“I always thought of photography as a naughty thing to do — that was one of my favorite things about it, and when I first did it, I felt very perverse.” — Diane Arbus
Diane Arbus was as unique a photographer as the subjects she chronicled. Her photographs of circus performers, dwarfs and giants, transgender people and nudists are stunning studies of what most consider grotesque, surreal or even ugly. Born to well-to-do parents, Diane was raised by maids and nannies. After her marriage to Allan Arbus, she became interested in photography studying under Berenice Abbot.

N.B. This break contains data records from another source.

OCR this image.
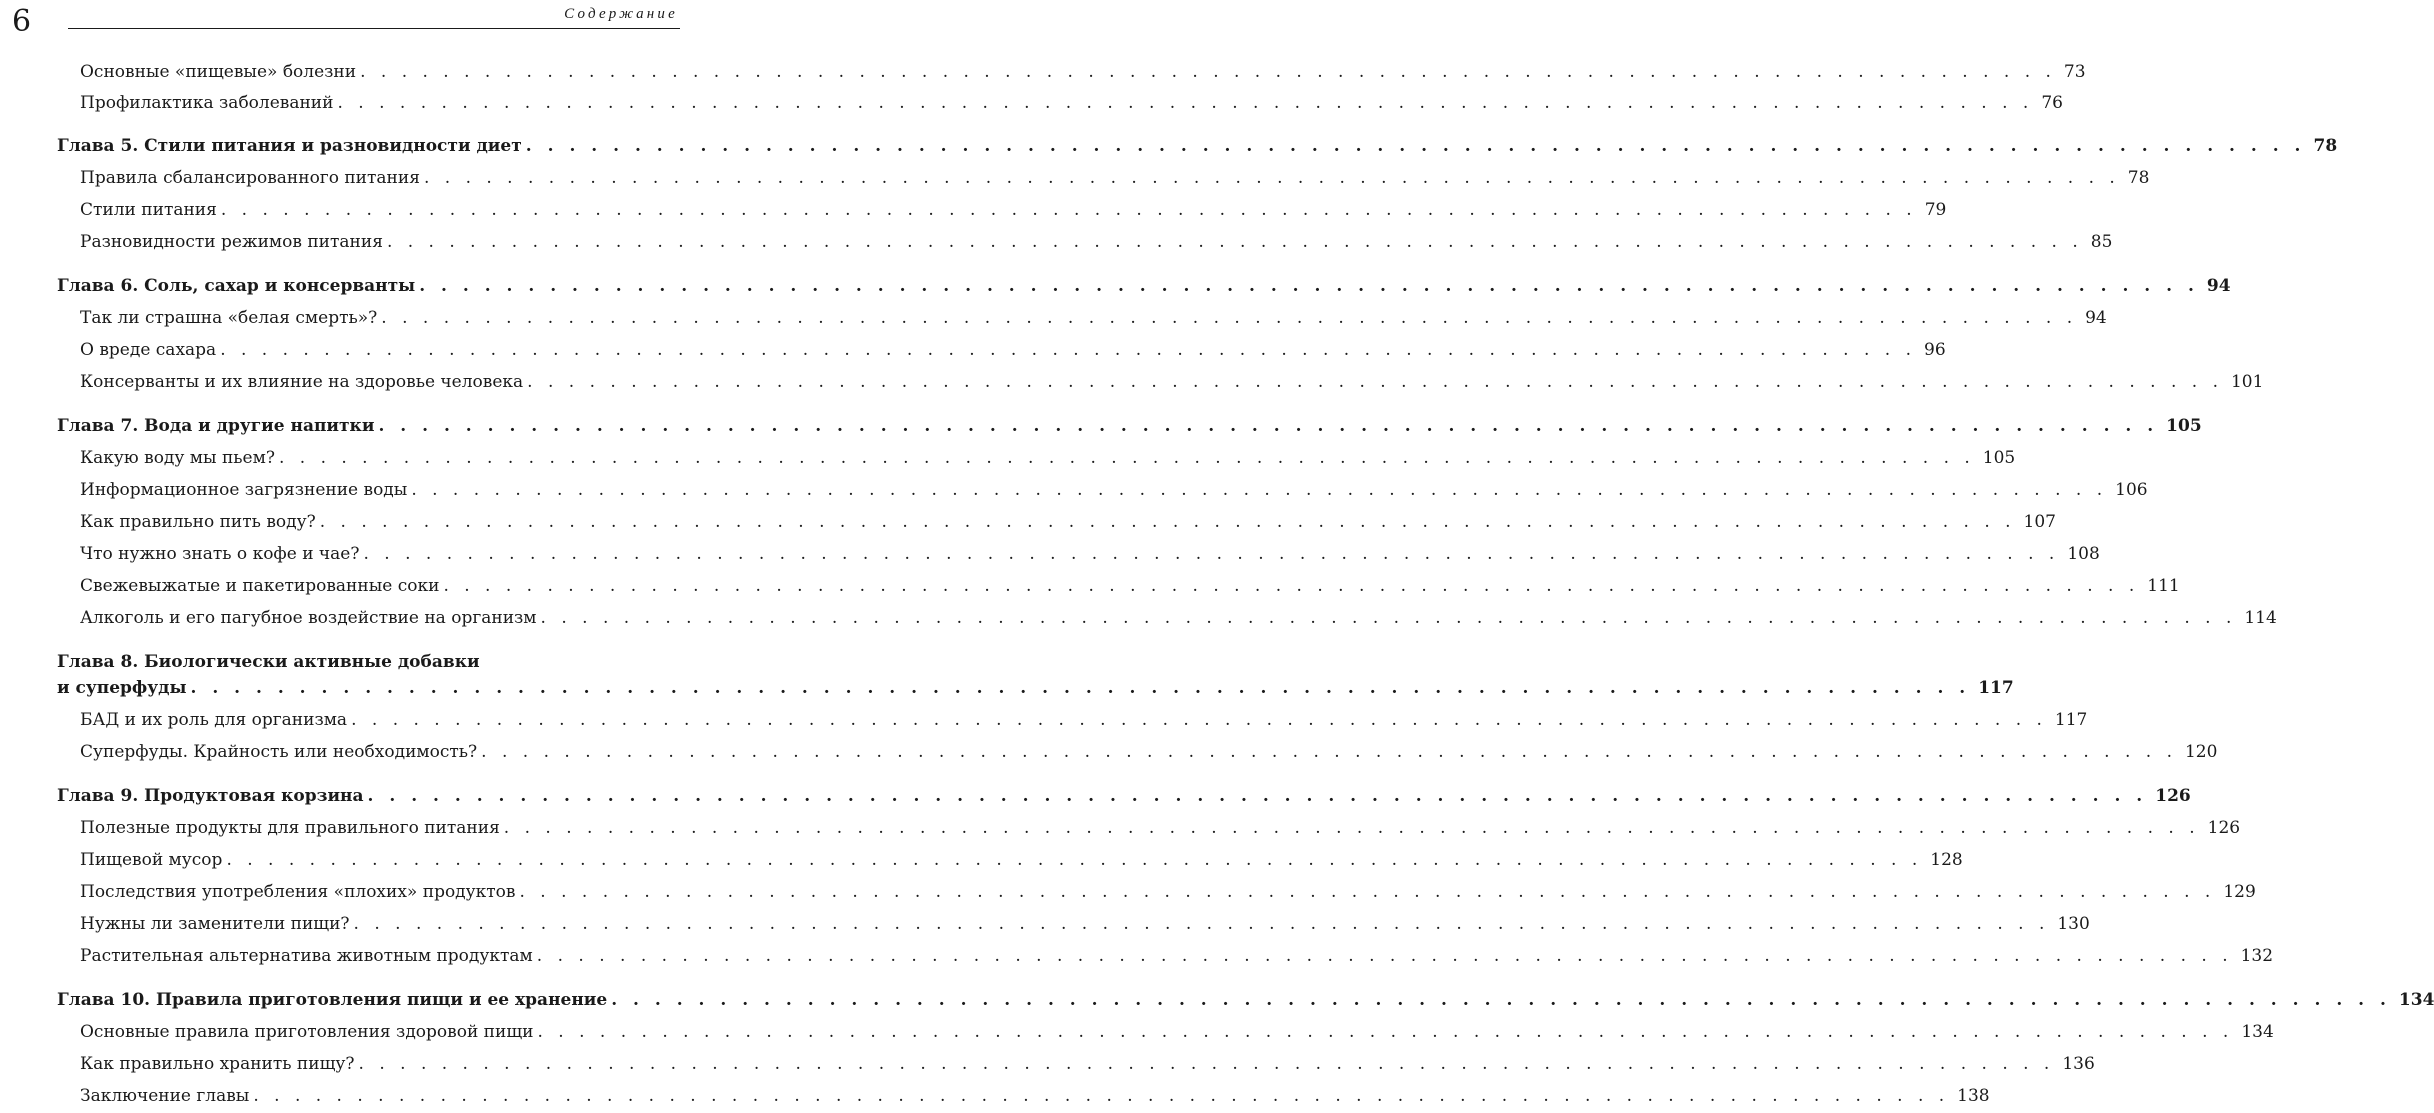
6	Содержание
Основные «пищевые» болезни . . . . . . . . . . . . . . . . . . . . . . . . . . . . . . . . . . . . . . . . . . . . . . . . . . . . . . . . . . . . . . . . . . . . . . . . . . . . . . . . . . 73
Профилактика заболеваний . . . . . . . . . . . . . . . . . . . . . . . . . . . . . . . . . . . . . . . . . . . . . . . . . . . . . . . . . . . . . . . . . . . . . . . . . . . . . . . . . . 76
Глава 5. Стили питания и разновидности диет . . . . . . . . . . . . . . . . . . . . . . . . . . . . . . . . . . . . . . . . . . . . . . . . . . . . . . . . . . . . . . . . . . . . . . . . . . . . . . . . . . 78
Правила сбалансированного питания . . . . . . . . . . . . . . . . . . . . . . . . . . . . . . . . . . . . . . . . . . . . . . . . . . . . . . . . . . . . . . . . . . . . . . . . . . . . . . . . . . 78
Стили питания . . . . . . . . . . . . . . . . . . . . . . . . . . . . . . . . . . . . . . . . . . . . . . . . . . . . . . . . . . . . . . . . . . . . . . . . . . . . . . . . . . 79
Разновидности режимов питания . . . . . . . . . . . . . . . . . . . . . . . . . . . . . . . . . . . . . . . . . . . . . . . . . . . . . . . . . . . . . . . . . . . . . . . . . . . . . . . . . . 85
Глава 6. Соль, сахар и консерванты . . . . . . . . . . . . . . . . . . . . . . . . . . . . . . . . . . . . . . . . . . . . . . . . . . . . . . . . . . . . . . . . . . . . . . . . . . . . . . . . . . 94
Так ли страшна «белая смерть»? . . . . . . . . . . . . . . . . . . . . . . . . . . . . . . . . . . . . . . . . . . . . . . . . . . . . . . . . . . . . . . . . . . . . . . . . . . . . . . . . . . 94
О вреде сахара . . . . . . . . . . . . . . . . . . . . . . . . . . . . . . . . . . . . . . . . . . . . . . . . . . . . . . . . . . . . . . . . . . . . . . . . . . . . . . . . . . 96
Консерванты и их влияние на здоровье человека . . . . . . . . . . . . . . . . . . . . . . . . . . . . . . . . . . . . . . . . . . . . . . . . . . . . . . . . . . . . . . . . . . . . . . . . . . . . . . . . . . 101
Глава 7. Вода и другие напитки . . . . . . . . . . . . . . . . . . . . . . . . . . . . . . . . . . . . . . . . . . . . . . . . . . . . . . . . . . . . . . . . . . . . . . . . . . . . . . . . . . 105
Какую воду мы пьем? . . . . . . . . . . . . . . . . . . . . . . . . . . . . . . . . . . . . . . . . . . . . . . . . . . . . . . . . . . . . . . . . . . . . . . . . . . . . . . . . . . 105
Информационное загрязнение воды . . . . . . . . . . . . . . . . . . . . . . . . . . . . . . . . . . . . . . . . . . . . . . . . . . . . . . . . . . . . . . . . . . . . . . . . . . . . . . . . . . 106
Как правильно пить воду? . . . . . . . . . . . . . . . . . . . . . . . . . . . . . . . . . . . . . . . . . . . . . . . . . . . . . . . . . . . . . . . . . . . . . . . . . . . . . . . . . . 107
Что нужно знать о кофе и чае? . . . . . . . . . . . . . . . . . . . . . . . . . . . . . . . . . . . . . . . . . . . . . . . . . . . . . . . . . . . . . . . . . . . . . . . . . . . . . . . . . . 108
Свежевыжатые и пакетированные соки . . . . . . . . . . . . . . . . . . . . . . . . . . . . . . . . . . . . . . . . . . . . . . . . . . . . . . . . . . . . . . . . . . . . . . . . . . . . . . . . . . 111
Алкоголь и его пагубное воздействие на организм . . . . . . . . . . . . . . . . . . . . . . . . . . . . . . . . . . . . . . . . . . . . . . . . . . . . . . . . . . . . . . . . . . . . . . . . . . . . . . . . . . 114
Глава 8. Биологически активные добавки
и суперфуды . . . . . . . . . . . . . . . . . . . . . . . . . . . . . . . . . . . . . . . . . . . . . . . . . . . . . . . . . . . . . . . . . . . . . . . . . . . . . . . . . . 117
БАД и их роль для организма . . . . . . . . . . . . . . . . . . . . . . . . . . . . . . . . . . . . . . . . . . . . . . . . . . . . . . . . . . . . . . . . . . . . . . . . . . . . . . . . . . 117
Суперфуды. Крайность или необходимость? . . . . . . . . . . . . . . . . . . . . . . . . . . . . . . . . . . . . . . . . . . . . . . . . . . . . . . . . . . . . . . . . . . . . . . . . . . . . . . . . . . 120
Глава 9. Продуктовая корзина . . . . . . . . . . . . . . . . . . . . . . . . . . . . . . . . . . . . . . . . . . . . . . . . . . . . . . . . . . . . . . . . . . . . . . . . . . . . . . . . . . 126
Полезные продукты для правильного питания . . . . . . . . . . . . . . . . . . . . . . . . . . . . . . . . . . . . . . . . . . . . . . . . . . . . . . . . . . . . . . . . . . . . . . . . . . . . . . . . . . 126
Пищевой мусор . . . . . . . . . . . . . . . . . . . . . . . . . . . . . . . . . . . . . . . . . . . . . . . . . . . . . . . . . . . . . . . . . . . . . . . . . . . . . . . . . . 128
Последствия употребления «плохих» продуктов . . . . . . . . . . . . . . . . . . . . . . . . . . . . . . . . . . . . . . . . . . . . . . . . . . . . . . . . . . . . . . . . . . . . . . . . . . . . . . . . . . 129
Нужны ли заменители пищи? . . . . . . . . . . . . . . . . . . . . . . . . . . . . . . . . . . . . . . . . . . . . . . . . . . . . . . . . . . . . . . . . . . . . . . . . . . . . . . . . . . 130
Растительная альтернатива животным продуктам . . . . . . . . . . . . . . . . . . . . . . . . . . . . . . . . . . . . . . . . . . . . . . . . . . . . . . . . . . . . . . . . . . . . . . . . . . . . . . . . . . 132
Глава 10. Правила приготовления пищи и ее хранение . . . . . . . . . . . . . . . . . . . . . . . . . . . . . . . . . . . . . . . . . . . . . . . . . . . . . . . . . . . . . . . . . . . . . . . . . . . . . . . . . . 134
Основные правила приготовления здоровой пищи . . . . . . . . . . . . . . . . . . . . . . . . . . . . . . . . . . . . . . . . . . . . . . . . . . . . . . . . . . . . . . . . . . . . . . . . . . . . . . . . . . 134
Как правильно хранить пищу? . . . . . . . . . . . . . . . . . . . . . . . . . . . . . . . . . . . . . . . . . . . . . . . . . . . . . . . . . . . . . . . . . . . . . . . . . . . . . . . . . . 136
Заключение главы . . . . . . . . . . . . . . . . . . . . . . . . . . . . . . . . . . . . . . . . . . . . . . . . . . . . . . . . . . . . . . . . . . . . . . . . . . . . . . . . . . 138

Along with Allan, Diane started a commercial photography business called Diane & Allan Arbus. She served as the art director while he made the photographs. They contributed to many fashion magazines of the time including Glamour, Harper’s Bazaar, Vogue and others. Neither of them enjoyed the fashion work. Diane quit commercial work doing assignments for The Sunday Times Magazine, Esquire and Harper’s.

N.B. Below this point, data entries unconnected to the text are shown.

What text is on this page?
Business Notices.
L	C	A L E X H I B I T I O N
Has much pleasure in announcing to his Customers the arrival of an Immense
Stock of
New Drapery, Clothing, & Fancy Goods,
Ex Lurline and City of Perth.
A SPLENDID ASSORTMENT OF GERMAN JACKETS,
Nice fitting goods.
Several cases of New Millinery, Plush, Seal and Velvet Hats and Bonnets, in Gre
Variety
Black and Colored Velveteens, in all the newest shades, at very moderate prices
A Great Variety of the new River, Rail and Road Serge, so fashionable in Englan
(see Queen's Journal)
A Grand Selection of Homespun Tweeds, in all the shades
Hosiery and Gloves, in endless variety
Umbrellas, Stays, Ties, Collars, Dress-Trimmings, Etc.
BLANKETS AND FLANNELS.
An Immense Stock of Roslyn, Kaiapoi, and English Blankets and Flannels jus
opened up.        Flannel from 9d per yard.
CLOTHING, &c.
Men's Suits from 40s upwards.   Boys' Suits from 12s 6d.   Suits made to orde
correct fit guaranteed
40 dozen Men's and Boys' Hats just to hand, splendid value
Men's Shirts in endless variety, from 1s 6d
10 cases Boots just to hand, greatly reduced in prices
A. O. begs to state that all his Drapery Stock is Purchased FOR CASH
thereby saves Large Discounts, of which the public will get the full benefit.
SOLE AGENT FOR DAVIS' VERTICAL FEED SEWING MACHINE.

Awarded a Guggenheim Fellowship, she created a project concerning “American rites, manners, and customs.” She used Nikon 35mm cameras and Mamiya and Rolleiflex twin-lens cameras for her work on the street. She developed close relationships with those she photographed oftentimes returning and photographing them again. She was friends with Richard Avedon. Notables she portrayed include Mae West, Ozzie and Harriet Nelson, Madalyn Murray O’Hair and Marguerite Oswald mother of alleged Kennedy assassin Lee Harvey Oswald.
Diane Arbus took her own life in 1971. She was 48 years old.